Adjust image-scaler latency buckets

Part of gitlab-com/gl-infra/production#5474 (closed)

We are looking to relax the latency SLO for the image scaler so that a small number of latency violations won't trip apdex thresholds as easily, as these errors are often not actionable.

Apdex is based on response latency, in this case the gitlab_workhorse_image_resize_duration_seconds_bucket histogram. We trip this when there are too many observations above the 800ms bucket currently (correct me if I'm misreading this).

The problem is this: the vast majority of image scaling requests never actually invoke the scaler, since they are conditional GETs, i.e. success-client-cache; those are no-ops from the perspective of the scaler component, it is just Workhorse confirming to the client that their cached image data is still current.

This presents the problem that the rate at which we take latency observations, which happens only after the scaler actually scaled something is very low.
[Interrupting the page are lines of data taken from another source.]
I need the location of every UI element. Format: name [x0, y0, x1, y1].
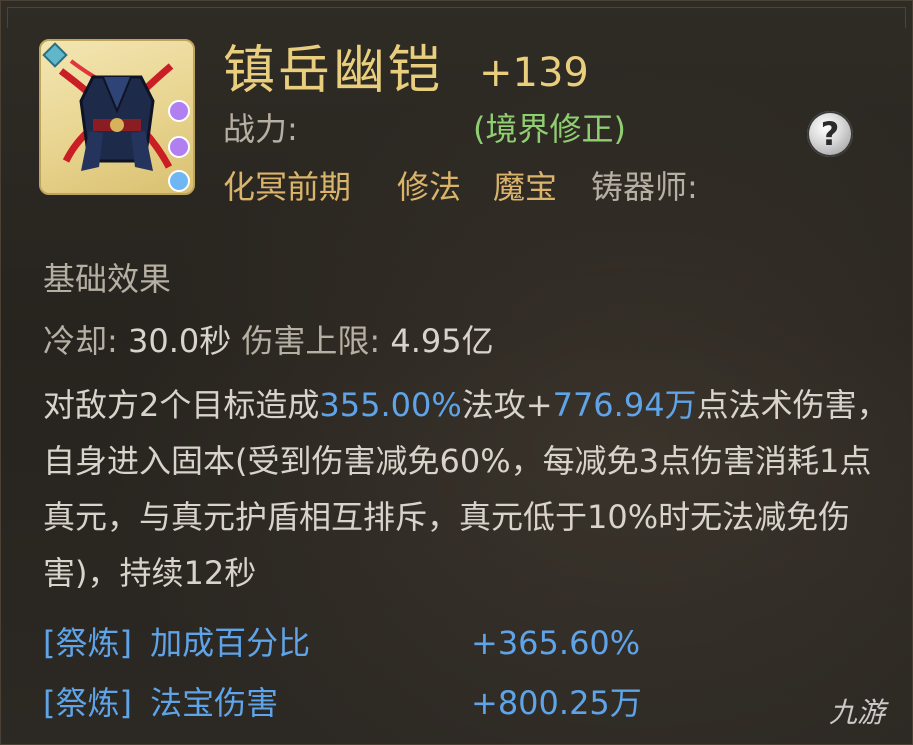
- refine-label: 法宝伤害: [150, 684, 279, 722]
- effects-heading: 基础效果: [43, 260, 172, 298]
- desc-part-1: 对敌方2个目标造成: [43, 386, 320, 424]
- stats-line: 冷却: 30.0秒 伤害上限: 4.95亿: [43, 319, 494, 363]
- refine-label: 加成百分比: [150, 624, 311, 662]
- item-name: 镇岳幽铠: [223, 41, 444, 101]
- refine-row: [祭炼] 加成百分比: [43, 621, 310, 665]
- watermark-logo: 九游: [829, 696, 886, 729]
- desc-flat: 776.94万: [552, 386, 697, 424]
- refine-value: +365.60%: [471, 624, 641, 662]
- desc-part-2: 法攻+: [461, 386, 553, 424]
- refine-tag: [祭炼]: [43, 624, 132, 662]
- power-label: 战力:: [223, 110, 298, 148]
- damage-cap-label: 伤害上限:: [241, 322, 381, 360]
- item-level: +139: [479, 50, 589, 96]
- help-icon[interactable]: ?: [807, 111, 853, 157]
- maker-label: 铸器师:: [591, 168, 698, 206]
- path-tag: 修法: [397, 168, 462, 206]
- refine-row: [祭炼] 法宝伤害: [43, 681, 278, 725]
- power-note: (境界修正): [473, 110, 626, 148]
- cooldown-label: 冷却:: [43, 322, 118, 360]
- realm-tag: 化冥前期: [223, 168, 352, 206]
- armor-icon: [39, 39, 195, 195]
- refine-value: +800.25万: [471, 684, 642, 722]
- type-tag: 魔宝: [493, 168, 558, 206]
- desc-percent: 355.00%: [319, 386, 462, 424]
- cooldown-value: 30.0秒: [127, 322, 232, 360]
- item-tooltip-panel: 镇岳幽铠 +139 战力: (境界修正) ? 化冥前期 修法 魔宝 铸器师: 基…: [0, 0, 913, 745]
- damage-cap-value: 4.95亿: [390, 322, 494, 360]
- refine-tag: [祭炼]: [43, 684, 132, 722]
- ornate-frame: [7, 7, 906, 28]
- effect-description: 对敌方2个目标造成355.00%法攻+776.94万点法术伤害，自身进入固本(受…: [43, 377, 893, 601]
For example, if there are 100 image scaling rps, but only 10 actually invoked the scaler while 90 images were served from client caches, then if only 2 scaler actions are slow, that means 20% of the "requests" were slow, but that's not really true because in reality only 0.2 * 0.1 = 2% of all requests were slow (due to 90% coming out of caches).

We should therefore add a new latency bucket above 800ms and incorporate it into our apdex thresholds.

Update:

An alternate approach of measuring the cached requests too was discussed at #340162 (comment 678112900), so we are going to be doing that.

Edited Sep 16, 2021 by Manoj M J